During my PhD my work was focused on the role of the nuclear receptors of oxysterols, the Liver X Receptors (LXRalpha and LXRbeta) in steroidogenic tissues. We demonstrate key roles of LXRs in the physiology ofintestine, adrenals, ovaries and testis.
 I have identified the nuclear receptor Small Heterodimer partner (SHP, NR0B2) as a main regulator of testicular androgen and retinoic acid metabolisms, making SHP a testicular gatekeeper of the timing of male sexual maturation (post-doc in Pr Auwerx's laboratory)

I have then worked on the impact of Endocrine Disrupters (EDs)  in order to understand how in utero and/or neonatal exposure could alter adult testicular physiology. Our data established SHP as a crucial mediator of the deleterious effect of estrogenic EDs, such as diethylstilbestrol, on testicular physiology. These effects seem to be driven through the regulation of the histone methyltransferase EHMT.



Since 2010, we are now developing an innovative thematic research to identify the molecular mechanisms underlying the links between liver disease (PH) and impaired male fertility. Our studies are mainly focused in understanding the role of the bile acid receptors FXRalpha and TGR5 in context of PH which aree characterized bile increased plasma levels of bile acids. Thanks to our collaboration with PR Auwerx and Schoonjans' laboratory (EPFL, Lausane, SWITZERLAND), we have access to mouse models invalidated for FXRalpha or TGR5. The goal will be to decipher their respective role in testicular physiology.

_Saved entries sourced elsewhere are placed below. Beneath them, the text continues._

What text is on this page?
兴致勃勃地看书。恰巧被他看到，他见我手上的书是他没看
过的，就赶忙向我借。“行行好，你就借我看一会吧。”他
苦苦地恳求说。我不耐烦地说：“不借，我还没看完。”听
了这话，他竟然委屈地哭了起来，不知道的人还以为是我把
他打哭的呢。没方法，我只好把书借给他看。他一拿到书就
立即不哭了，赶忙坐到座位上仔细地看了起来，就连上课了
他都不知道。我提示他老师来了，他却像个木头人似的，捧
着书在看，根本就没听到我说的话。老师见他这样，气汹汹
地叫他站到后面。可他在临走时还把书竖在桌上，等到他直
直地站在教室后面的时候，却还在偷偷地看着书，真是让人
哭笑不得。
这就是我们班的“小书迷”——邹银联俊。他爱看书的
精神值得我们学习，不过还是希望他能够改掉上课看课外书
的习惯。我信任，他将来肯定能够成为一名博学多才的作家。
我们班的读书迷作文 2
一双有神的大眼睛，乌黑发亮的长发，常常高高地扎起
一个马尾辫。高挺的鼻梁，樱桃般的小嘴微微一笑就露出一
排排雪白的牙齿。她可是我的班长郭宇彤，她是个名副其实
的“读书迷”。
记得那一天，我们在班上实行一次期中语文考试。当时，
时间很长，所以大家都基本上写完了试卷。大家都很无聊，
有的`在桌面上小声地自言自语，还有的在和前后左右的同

We are also interested in the impact of environment exposure such as endocrine disrupters (EDs) on testicular pathophysiology. We are mainly working on estogen-like EDs in order to analyze their impact on spermatogenesis. The goal of our group is to better understand the mechanisms involved in generational transmission of anamolies leading to diseases such as altered development, obesity and/or diabetes.